Merge Sorted Array(LeetCode No.88)

Question:

You are given two integer arrays nums1 and nums2, sorted in non-decreasing order, and two integers m and n, representing the number of elements in nums1 and nums2 respectively.

Merge nums1 and nums2 into a single array sorted in non-decreasing order.

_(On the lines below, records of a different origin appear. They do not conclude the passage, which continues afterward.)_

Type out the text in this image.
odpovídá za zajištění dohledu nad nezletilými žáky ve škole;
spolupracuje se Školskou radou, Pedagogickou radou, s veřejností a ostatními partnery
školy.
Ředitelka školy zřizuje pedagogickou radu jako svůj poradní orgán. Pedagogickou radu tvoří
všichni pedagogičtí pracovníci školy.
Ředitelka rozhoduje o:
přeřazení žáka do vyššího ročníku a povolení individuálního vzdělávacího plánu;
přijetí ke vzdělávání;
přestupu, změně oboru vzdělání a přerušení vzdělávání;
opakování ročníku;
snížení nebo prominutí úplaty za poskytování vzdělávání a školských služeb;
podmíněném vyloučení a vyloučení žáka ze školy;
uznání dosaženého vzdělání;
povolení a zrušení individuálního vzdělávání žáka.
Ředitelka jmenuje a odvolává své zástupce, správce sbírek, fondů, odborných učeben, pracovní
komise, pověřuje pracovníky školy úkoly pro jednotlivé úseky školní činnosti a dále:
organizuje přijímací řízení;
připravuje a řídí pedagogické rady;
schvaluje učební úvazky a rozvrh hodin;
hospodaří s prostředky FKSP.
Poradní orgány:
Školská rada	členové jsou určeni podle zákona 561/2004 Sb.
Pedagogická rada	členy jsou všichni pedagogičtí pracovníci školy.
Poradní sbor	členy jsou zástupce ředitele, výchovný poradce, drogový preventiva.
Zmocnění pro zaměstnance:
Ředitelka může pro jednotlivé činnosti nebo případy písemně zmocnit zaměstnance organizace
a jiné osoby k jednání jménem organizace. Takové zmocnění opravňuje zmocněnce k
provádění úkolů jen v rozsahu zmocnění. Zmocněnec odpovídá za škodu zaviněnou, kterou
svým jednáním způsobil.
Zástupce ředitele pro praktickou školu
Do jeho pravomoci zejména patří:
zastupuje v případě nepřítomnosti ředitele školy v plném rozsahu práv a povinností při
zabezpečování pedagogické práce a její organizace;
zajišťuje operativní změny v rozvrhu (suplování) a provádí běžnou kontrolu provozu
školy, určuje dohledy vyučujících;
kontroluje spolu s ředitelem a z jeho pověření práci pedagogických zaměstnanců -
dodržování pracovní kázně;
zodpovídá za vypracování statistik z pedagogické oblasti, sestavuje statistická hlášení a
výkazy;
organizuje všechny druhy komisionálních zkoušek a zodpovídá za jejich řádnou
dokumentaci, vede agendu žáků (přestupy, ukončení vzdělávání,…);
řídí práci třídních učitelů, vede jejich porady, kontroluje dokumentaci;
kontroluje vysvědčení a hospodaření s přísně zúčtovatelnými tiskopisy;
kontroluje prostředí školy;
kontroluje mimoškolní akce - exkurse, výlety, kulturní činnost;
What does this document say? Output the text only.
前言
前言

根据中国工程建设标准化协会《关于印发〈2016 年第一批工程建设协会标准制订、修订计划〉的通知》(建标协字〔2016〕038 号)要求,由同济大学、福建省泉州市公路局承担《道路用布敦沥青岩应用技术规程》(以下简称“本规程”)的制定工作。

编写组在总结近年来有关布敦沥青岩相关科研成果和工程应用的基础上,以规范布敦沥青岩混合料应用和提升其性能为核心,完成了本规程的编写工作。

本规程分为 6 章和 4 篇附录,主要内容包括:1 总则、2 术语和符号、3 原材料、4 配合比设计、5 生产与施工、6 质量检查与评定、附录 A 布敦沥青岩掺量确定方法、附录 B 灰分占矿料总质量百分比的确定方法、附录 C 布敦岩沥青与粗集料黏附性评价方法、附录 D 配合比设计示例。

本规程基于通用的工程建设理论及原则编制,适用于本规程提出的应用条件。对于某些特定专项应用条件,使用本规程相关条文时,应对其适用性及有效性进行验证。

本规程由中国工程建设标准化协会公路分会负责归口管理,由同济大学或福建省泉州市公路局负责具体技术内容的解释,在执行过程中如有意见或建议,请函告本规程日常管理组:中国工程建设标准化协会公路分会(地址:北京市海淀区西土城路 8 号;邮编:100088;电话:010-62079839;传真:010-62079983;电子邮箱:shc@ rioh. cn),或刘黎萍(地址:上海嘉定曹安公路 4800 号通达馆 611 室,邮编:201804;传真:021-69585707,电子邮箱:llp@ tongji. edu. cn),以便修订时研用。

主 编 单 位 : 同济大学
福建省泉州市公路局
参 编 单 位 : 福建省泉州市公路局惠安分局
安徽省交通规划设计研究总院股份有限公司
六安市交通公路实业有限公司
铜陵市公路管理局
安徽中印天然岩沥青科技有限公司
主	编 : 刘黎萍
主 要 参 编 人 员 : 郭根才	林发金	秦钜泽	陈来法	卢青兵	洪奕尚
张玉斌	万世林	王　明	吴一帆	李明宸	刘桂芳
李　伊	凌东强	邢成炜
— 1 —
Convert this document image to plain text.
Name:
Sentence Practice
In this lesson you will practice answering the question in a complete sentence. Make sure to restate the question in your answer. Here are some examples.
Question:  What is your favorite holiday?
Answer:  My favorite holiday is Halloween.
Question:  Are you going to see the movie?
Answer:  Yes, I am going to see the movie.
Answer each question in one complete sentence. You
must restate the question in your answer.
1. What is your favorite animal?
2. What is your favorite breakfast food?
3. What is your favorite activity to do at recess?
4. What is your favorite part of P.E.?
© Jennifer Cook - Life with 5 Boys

The final sorted array should not be returned by the function, but instead be stored inside the array nums1. To accommodate this, nums1 has a length of m + n, where the first m elements denote the elements that should be merged, and the last n elements are set to 0 and should be ignored. nums2 has a length of n.

Example 1:

Input: nums1 = [1,2,3,0,0,0], m = 3, nums2 = [2,5,6], n = 3
Output: [1,2,2,3,5,6]
Explanation: The arrays we are merging are [1,2,3] and [2,5,6].
The result of the merge is [1,2,2,3,5,6] with the underlined elements coming from nums1.

Example 2:

Input: nums1 = [1], m = 1, nums2 = [], n = 0
Output: [1]
Explanation: The arrays we are merging are [1] and [].
The result of the merge is [1].

Example 3:

Input: nums1 = [0], m = 0, nums2 = [1], n = 1
Output: [1]
Explanation: The arrays we are merging are [] and [1].
The result of the merge is [1].
Note that because m = 0, there are no elements in nums1. The 0 is only there to ensure the merge result can fit in nums1.
 

Constraints:

• nums1.length == m + n
• nums2.length == n
• 0 <= m, n <= 200
• 1 <= m + n <= 200
• -109 <= nums1[i], nums2[j] <= 109

Follow up: Can you come up with an algorithm that runs in O(m + n) time?

Solution:

My C Version:

Initially, It's easy for us to learn that we can compare the value of them and insert nums2 to its proper position in num1.

 

 

void merge(int* nums1, int nums1Size, int m, int* nums2, int nums2Size, int n){
    for(int index = m + n - 1, p1 = m - 1, p2 = n - 1; index >= 0;index--)
    {
        if(nums1[p1] < nums2[p2])// nums[p1] < nums[p2] move to num1[index], move p2 
            nums1[index] = nums2[p2--];
    }
}

But it's hard for us to handle the conflict when it comes to nums1[p1] = 3 and nums[p2] = 2.One possible version is that we can move 3 backforward. Therefore, we added an if branch statement.

 

void merge(int* nums1, int nums1Size, int m, int* nums2, int nums2Size, int n){
    for(int index = m + n - 1, p1 = m - 1, p2 = n - 1; index >= 0;index--)
    {
        if(nums1[p1] < nums2[p2])// nums[p1] < nums[p2] move to num1[index], move p2 
            nums1[index] = nums2[p2--];
        else if(nums2[p2] < nums1[p1])//nums[p2] < nums[p1] move to num1[index], move p1 
            nums1[index] = nums1[p1--];
    }
}

However, you will find that p2 come to its end.Therefore, we just need to insert and take each item of num1.

void merge(int* nums1, int nums1Size, int m, int* nums2, int nums2Size, int n){
    for(int index = m + n - 1, p1 = m - 1, p2 = n - 1; index >= 0;index--)
    {
        if(p1 < 0)//nums1 run out, get nums2
            nums1[index] = nums2[p2--];
        else if(p2 < 0)//nums2 run out, nums1 is fun ,break
            break;
        else if(nums1[p1] < nums2[p2])// nums[p1] < nums[p2] move to num1[index], move p2 
            nums1[index] = nums2[p2--];
        else if(nums2[p2] < nums1[p1])//nums[p2] < nums[p1] move to num1[index], move p1 
            nums1[index] = nums1[p1--];
    }
}

 

Key word:Two pointer,Array,Sorting,Merge